Входя, премьер проявил некоторое удивление. В передней он видел Загоса с норвежкой, а в башне застал только митрополита и Доббинса.
– Не слишком долго, барон, – заверил его последний и закрыл дверь. – Король Павел, – в его тоне звучало вежливое одобрение, – является, как я вижу, обладателем превосходных портретов. Это, если не ошибаюсь, покойная герцогиня Водена?
– О да.
– Сходство велико?
– Весьма.
– Гм! – Доббинс внимательно рассматривал холст. – Скажите… гм… вы когда-нибудь сравнивали этот портрет с чертами короля Павла?

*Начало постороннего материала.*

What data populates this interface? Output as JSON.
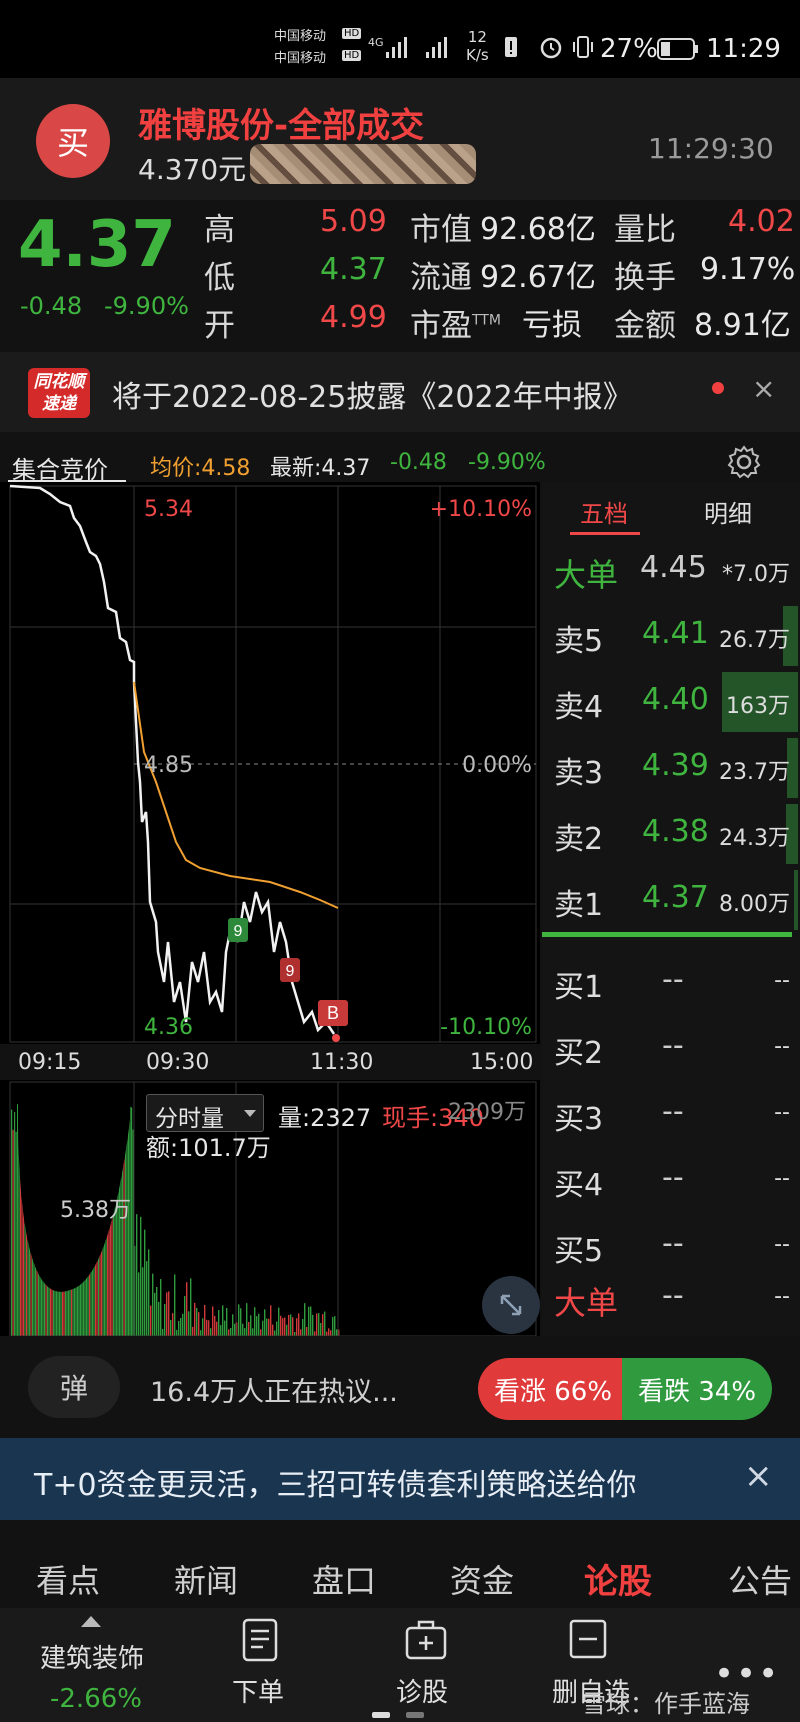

Митрополит опять стоял спиной к разговаривавшим перед иконой святой Ариадны. Раслов с трудом сохранял вежливый вид при последних, казалось, так мало уместных вопросах Доббинса.
– Право, мне кажется…
– Я сравнивал. И результат очень интересен. Проявите минуту терпения к теории, которую я разрабатывал всю жизнь. Взгляните на нос герцогини: "ненормально длинный носовой хрящ, короткая верхняя челюсть и маленькие крылья носа. Этой даме трудно было бы улыбаться.
– Герцогиня, – сказал Раслов с явным раздражением, – отличалась очень любезным характером.
– Совершенно верно. Длинный нос; он во всех отношениях составляет противоположность носу короля Павла.
– У короля нос такой же, как у герцога.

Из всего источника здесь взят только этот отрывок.